Their loan repayments would jump by $1698, RateCity modelling shows. Even if they switched to the lowest big bank variable rate, they would need to find an extra $1114 a month.
Tindall said now house prices are falling, some buyers won’t qualify for refinancing if their loan size is more than their property is worth. Those that do qualify but have equity of less than 20 per cent may have to pay the extra cost of lenders’ mortgage insurance.
Commonwealth Bank head of Australian economics Gareth Aird said fast-rising interest rates will leave many households, including upgraders and pre-pandemic buyers, in tough positions.
“For a lot of households, they will have less money available to spend on goods and services in order to meet mortgage repayments,” Aird said.
“The higher [the RBA] takes the cash rate, the more households that will find themselves in this position.”
Aird said many households and businesses borrowed money on the assumption the RBA’s statement of holding rates until 2024 was a commitment and not a conditional statement.
“A lot of people, had they known [of rate rises], they may have not borrowed as much money or felt completed to transact in the housing market last year.”
Gareth Aird, CBA’s head of Australian economics
“There was no sense that rates would go up as quickly,” he said. “That is an incredible increase in mortgage rates in a short amount of time.
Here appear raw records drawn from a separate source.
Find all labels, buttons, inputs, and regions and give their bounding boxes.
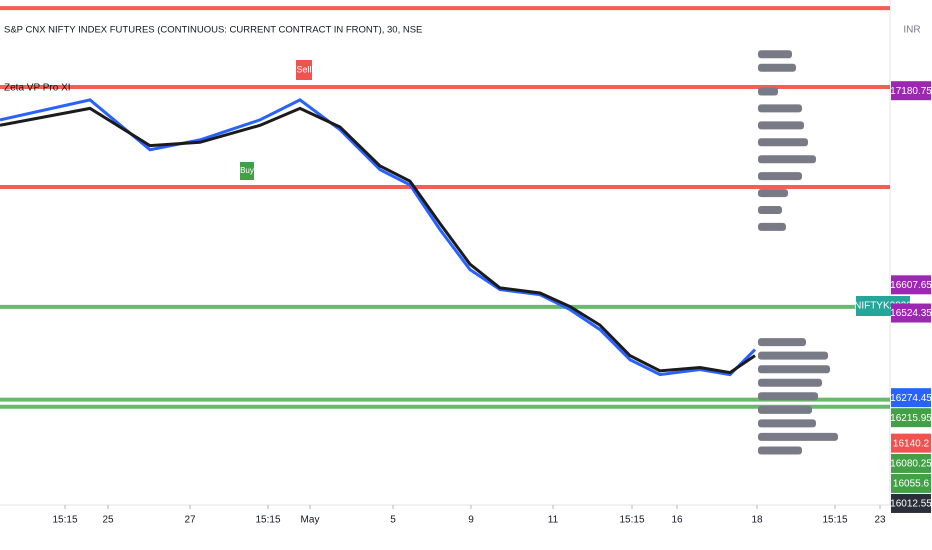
x-tick-label: 5 bbox=[390, 515, 396, 526]
price-tag-label: 16524.35 bbox=[890, 308, 932, 319]
price-tag-label: 16215.95 bbox=[890, 413, 932, 424]
sell-marker bbox=[296, 60, 312, 80]
x-tick-label: 9 bbox=[468, 515, 474, 526]
price-tag-label: 16607.65 bbox=[890, 280, 932, 291]
buy-marker bbox=[240, 162, 254, 180]
profile-bar bbox=[758, 87, 778, 96]
x-tick-label: 23 bbox=[874, 515, 886, 526]
price-tag-label: 16274.45 bbox=[890, 393, 932, 404]
x-tick-label: 27 bbox=[184, 515, 196, 526]
profile-bar bbox=[758, 446, 802, 455]
price-tag bbox=[891, 388, 931, 408]
price-tag bbox=[891, 408, 931, 428]
symbol-tag-label: NIFTYK2022 bbox=[854, 301, 912, 312]
currency: INR bbox=[903, 25, 920, 36]
profile-bar bbox=[758, 405, 812, 414]
profile-bar bbox=[758, 50, 792, 59]
x-tick-label: 11 bbox=[548, 515, 559, 526]
x-tick-label: 15:15 bbox=[52, 515, 77, 526]
price-tag bbox=[891, 493, 931, 513]
price-tag-label: 17180.75 bbox=[890, 86, 932, 97]
profile-bar bbox=[758, 419, 816, 428]
profile-bar bbox=[758, 338, 806, 347]
price-tag-label: 16012.55 bbox=[890, 499, 932, 510]
profile-bar bbox=[758, 172, 802, 181]
price-tag bbox=[891, 303, 931, 323]
profile-bar bbox=[758, 378, 822, 387]
series-line bbox=[0, 98, 757, 377]
price-tag-label: 16080.25 bbox=[890, 459, 932, 470]
x-tick-label: 18 bbox=[751, 515, 763, 526]
price-tag-label: 16055.6 bbox=[893, 479, 930, 490]
price-tag bbox=[891, 473, 931, 493]
sell-label: Sell bbox=[296, 64, 311, 74]
profile-bar bbox=[758, 104, 802, 113]
profile-bar bbox=[758, 63, 796, 72]
profile-bar bbox=[758, 155, 816, 164]
x-tick-label: 15:15 bbox=[822, 515, 847, 526]
chart-title: S&P CNX NIFTY INDEX FUTURES (CONTINUOUS:… bbox=[4, 25, 422, 36]
profile-bar bbox=[758, 432, 838, 441]
profile-bar bbox=[758, 392, 818, 401]
price-tag bbox=[891, 275, 931, 295]
profile-bar bbox=[758, 365, 830, 374]
price-tag bbox=[891, 81, 931, 101]
x-tick-label: 16 bbox=[671, 515, 683, 526]
profile-bar bbox=[758, 189, 788, 198]
profile-bar bbox=[758, 138, 808, 147]
buy-label: Buy bbox=[240, 166, 254, 175]
profile-bar bbox=[758, 351, 828, 360]
x-tick-label: May bbox=[301, 515, 320, 526]
price-tag-label: 16140.2 bbox=[893, 438, 930, 449]
price-tag bbox=[891, 433, 931, 453]
plot bbox=[0, 6, 890, 455]
x-tick-label: 15:15 bbox=[619, 515, 644, 526]
profile-bar bbox=[758, 206, 782, 214]
series-line bbox=[0, 106, 756, 375]
profile-bar bbox=[758, 121, 804, 130]
indicator-name: Zeta VP Pro XI bbox=[4, 83, 71, 94]
profile-bar bbox=[758, 222, 786, 231]
x-tick-label: 25 bbox=[102, 515, 114, 526]
x-tick-label: 15:15 bbox=[255, 515, 280, 526]
price-tag bbox=[891, 453, 931, 473]
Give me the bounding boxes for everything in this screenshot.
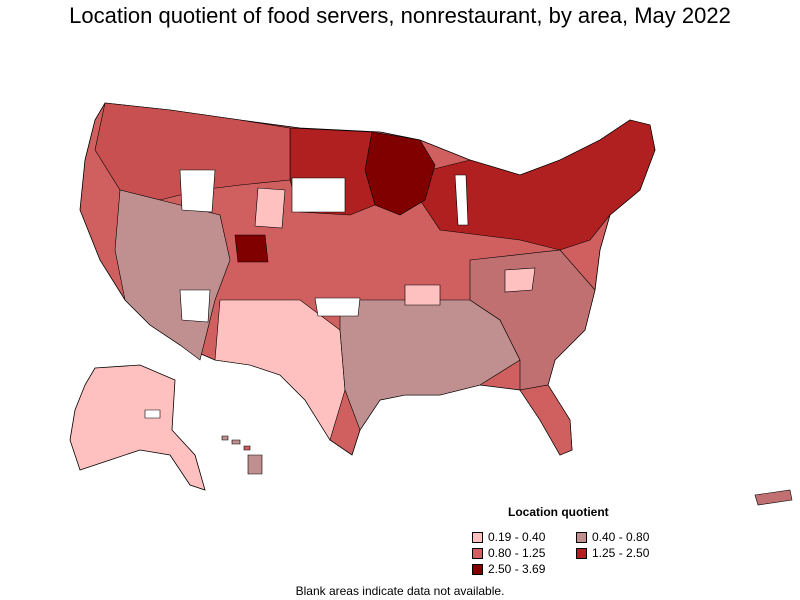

There would be a lot of households who would have transacted differently if they knew the rates were going up the way they are now.
“A lot of people had they known they may have not borrowed as much money or felt completed to transact in the housing market last year.”
Independent economist Saul Eslake said while economic forecasts often turn out to be incorrect and the RBA’s was a conditional statement, households were hardly to blame.
“Most people are not economic forecasters. They assume the RBA will have greater insights than they as individuals do,” Eslake said. “You can’t blame ordinary people for taking them at face value.”
He said the soaring mortgage costs would leave many households in a tight financial position, upending medium to long-term plans.
“There would be a significant cohort of people that would have come as a significant shock,” he said.
“It means a budgetary squeeze, and if they had been thinking about forgoing one income, well, that may well be harder to contemplate.”